The Congress has alleged that the BJP government led by Narendra Modi is ‘misusing’ the central agency to target opposition leaders ahead of elections. “It is in Amit Shah’s fitrat (nature). Wherever he goes in the country, ED and CBI follow. All that has transpired over the past few days is the result of Shah trying to suppress the Opposition’s voice ahead of elections,” Haryana Congress chief Udai Bhan highlighted how the action was timed after Amit Shah’s visit on July 16 in Mahendergarh. He said that BJP may try to target Hooda as well owing to his growing popularity ahead of assembly elections.

Sanjay Sharma, state spokesperson of the BJP while dubbing the ED action ‘apolitical’, said that  the party had not interfered at any level in the operations of the ED. “Does a thief ever say he is a thief? The Congress thinks that the BJP government controls the CBI and ED, the way it did when it was in power. BJP doesn’t believe in doing that. The BJP government has given complete freedom to central agencies to act against offenders. If the Congress leaders think they are being unduly targeted, they should let the truth come out and have the BJP government defamed for misuse of agencies. But they know the truth and this is the reason they are crying foul,” said Sharma.

The ED’s probe details

 Leaving nothing to speculation or imagination, the ED has been issuing detailed statements for their action in Haryana. According to a media statement issued by the agency in the Panwar case, they arrested him after raids at 20 premises in Faridabad, Sonipat, Yamunanagar, Karnal, Chandigarh and Mohali in January this year.  Following the same, a case was registered against Panwar and his associate, former MLA Dilbag Singh. Dilbag, a relative of Indian National Lok Dal leader Abhay Chautala, was a two-time MLA from Yamunanagar in 2009 and 2014.

During January raids, the ED had seized Rs 5.29 crore in cash, gold valued at approximately Rs 1.89 crore, two vehicles, various electronic devices, documents related to investments in India and abroad, and other incriminating materials, five illegal firearms, several cartridges and rounds of ammunition, and 138 bottles of liquor (exceeding permissible legal limits) from Dilbag’s premises. Dilbag was arrested in January itself while Panwar was nabbed in July.

“These operations were conducted under the Prevention of Money Laundering Act (PMLA), 2002, as part of an investigation into large-scale illegal mining of sand, boulders, and gravels in Yamunanagar and nearby districts of Haryana. The case involves Dilbag Singh and Surender Panwar, an MLA, and their associates.

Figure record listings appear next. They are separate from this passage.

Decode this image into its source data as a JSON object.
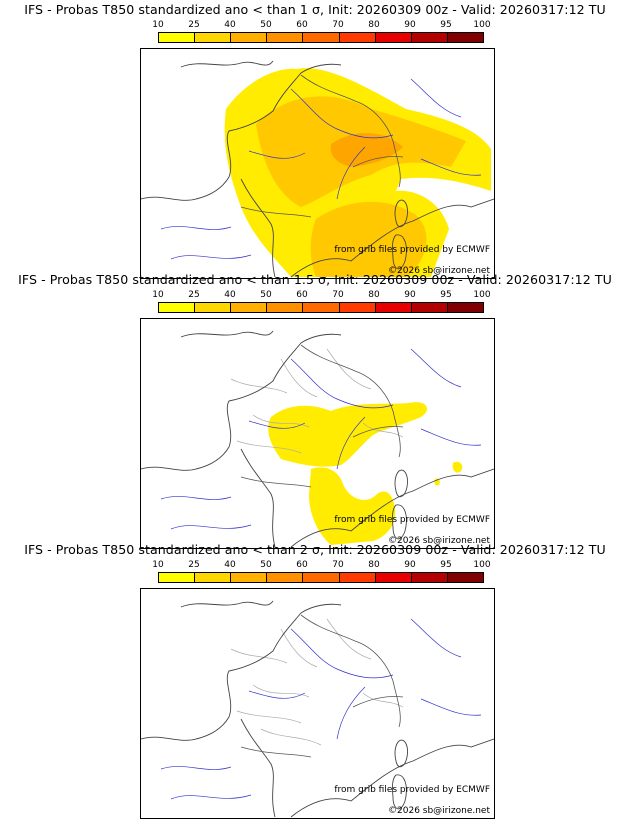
{
  "panels": [
    {
      "title": "IFS - Probas T850  standardized ano < than 1 σ, Init: 20260309 00z - Valid: 20260317:12 TU"
    },
    {
      "title": "IFS - Probas T850  standardized ano < than 1.5 σ, Init: 20260309 00z - Valid: 20260317:12 TU"
    },
    {
      "title": "IFS - Probas T850  standardized ano < than 2 σ, Init: 20260309 00z - Valid: 20260317:12 TU"
    }
  ],
  "scale": {
    "ticks": [
      "10",
      "25",
      "40",
      "50",
      "60",
      "70",
      "80",
      "90",
      "95",
      "100"
    ],
    "colors": [
      "#ffff00",
      "#ffd700",
      "#ffb000",
      "#ff9000",
      "#ff6a00",
      "#ff3b00",
      "#e60000",
      "#b30000",
      "#800000"
    ]
  },
  "credit": "from grib files provided by ECMWF",
  "copyright": "©2026 sb@irizone.net"
}
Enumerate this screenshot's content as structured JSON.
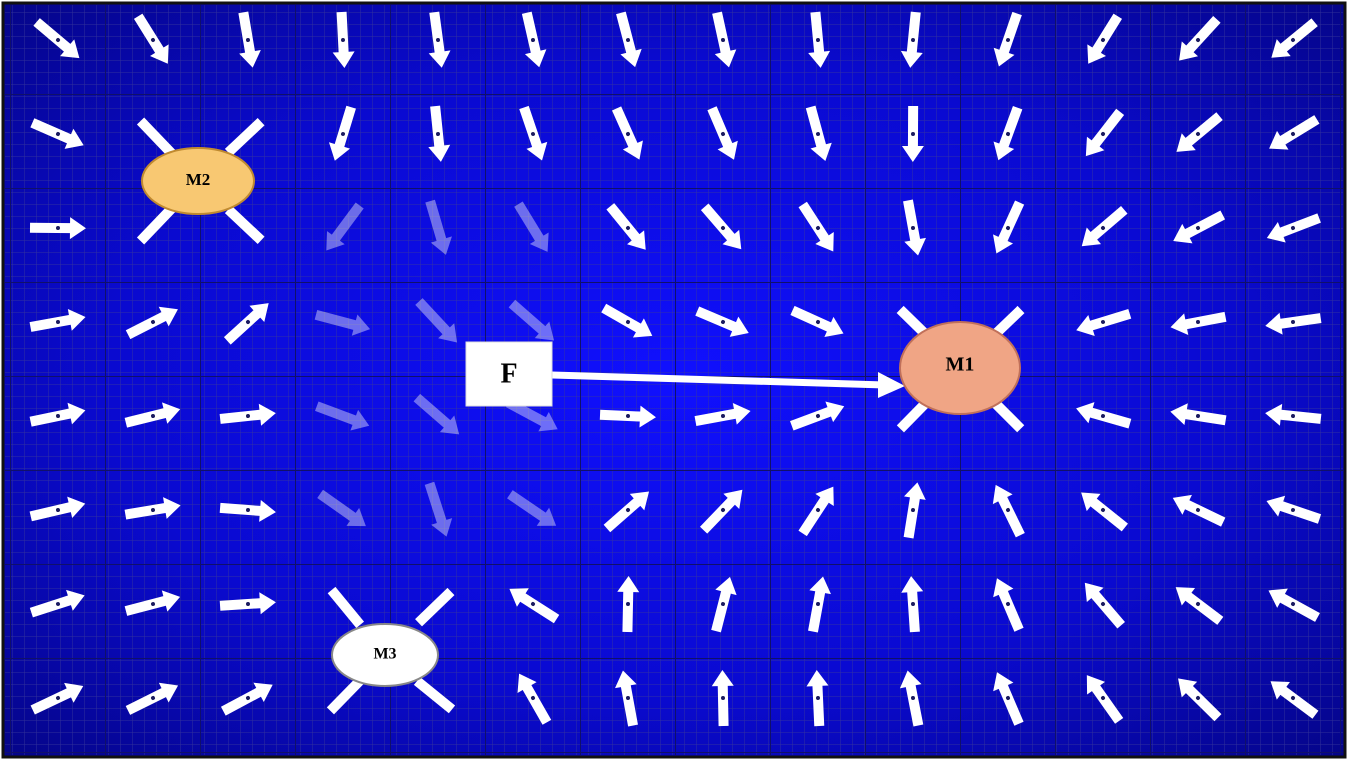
{
  "masses": [
    {
      "label": "M1"
    },
    {
      "label": "M2"
    },
    {
      "label": "M3"
    }
  ],
  "force": {
    "label": "F"
  }
}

The investigation revealed that illegal excavation and sale of minerals (boulders, gravel and sand) were being carried out by screening plant owners and stone crushers in Yamunanagar through illegal transportation of mined minerals without generating the required e-Rawana bills from the Mining Department portal or by presenting fake physical copies of these bills upon inspection”, read the statement.

Similarly, in the case of Dan Singh, raids were conducted under the provisions of PMLA at 16 locations in Delhi, Gurugram (Haryana), Mahendergarh (Haryana) and Jamshedpur (Jharkhand) against a company called Allied Strips Limited, its promoters Gaurav Aggarwal and Mohender Aggarwal, Dan Singh, his son Akshat Singh and their entity, Suncity Projects Private Limited, and others.

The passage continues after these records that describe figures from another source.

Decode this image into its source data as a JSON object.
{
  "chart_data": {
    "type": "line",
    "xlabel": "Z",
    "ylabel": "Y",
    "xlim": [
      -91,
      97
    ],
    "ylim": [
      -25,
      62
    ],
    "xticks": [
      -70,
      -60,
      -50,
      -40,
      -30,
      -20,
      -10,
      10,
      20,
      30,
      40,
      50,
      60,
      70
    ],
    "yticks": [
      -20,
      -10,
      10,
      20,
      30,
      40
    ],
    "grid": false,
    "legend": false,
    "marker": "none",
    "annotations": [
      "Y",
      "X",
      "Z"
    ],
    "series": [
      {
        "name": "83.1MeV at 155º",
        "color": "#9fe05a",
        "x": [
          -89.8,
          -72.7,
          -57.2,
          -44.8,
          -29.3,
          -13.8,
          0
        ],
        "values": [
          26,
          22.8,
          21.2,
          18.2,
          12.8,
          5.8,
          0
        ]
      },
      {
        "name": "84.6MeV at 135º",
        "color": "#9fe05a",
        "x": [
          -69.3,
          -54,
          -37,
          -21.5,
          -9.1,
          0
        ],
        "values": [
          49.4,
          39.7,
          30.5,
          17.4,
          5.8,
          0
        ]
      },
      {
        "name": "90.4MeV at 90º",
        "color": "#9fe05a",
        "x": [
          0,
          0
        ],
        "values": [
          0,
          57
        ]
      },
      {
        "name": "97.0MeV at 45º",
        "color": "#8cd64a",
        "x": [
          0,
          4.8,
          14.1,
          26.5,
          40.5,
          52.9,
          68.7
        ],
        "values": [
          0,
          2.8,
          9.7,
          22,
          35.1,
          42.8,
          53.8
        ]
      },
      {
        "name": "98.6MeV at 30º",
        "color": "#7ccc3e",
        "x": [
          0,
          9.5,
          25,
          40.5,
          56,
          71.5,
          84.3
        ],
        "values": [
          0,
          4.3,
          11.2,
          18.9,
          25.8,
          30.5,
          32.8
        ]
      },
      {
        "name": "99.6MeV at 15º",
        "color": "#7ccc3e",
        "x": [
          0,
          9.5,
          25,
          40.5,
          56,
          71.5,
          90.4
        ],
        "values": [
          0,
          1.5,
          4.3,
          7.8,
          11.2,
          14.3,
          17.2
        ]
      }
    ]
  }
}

An FIR by the CBI accused them of causing wrongful losses of more than Rs. 1392.86 crore to the consortium of banks led by Canara Bank. ED said their modus operandi included siphoning the funds borrowed from banks to other companies in the form of unsecured loans & advances, writing off debts of various debtors, bogus transactions and taking cash in return, which had been invested for buying land and other long-term purposes. In M3M’s case, ED said that it initiated an investigation based on a FIR registered by the CBI under various sections of IPC, 1860, and Prevention of Corruption Act, 1988, against former Chief Minister Hooda, Trilok Chand Gupta, the then director of the Department of Town and Country Planning, R.S. Infrastructure Private Limited, and 14 other colonizer companies.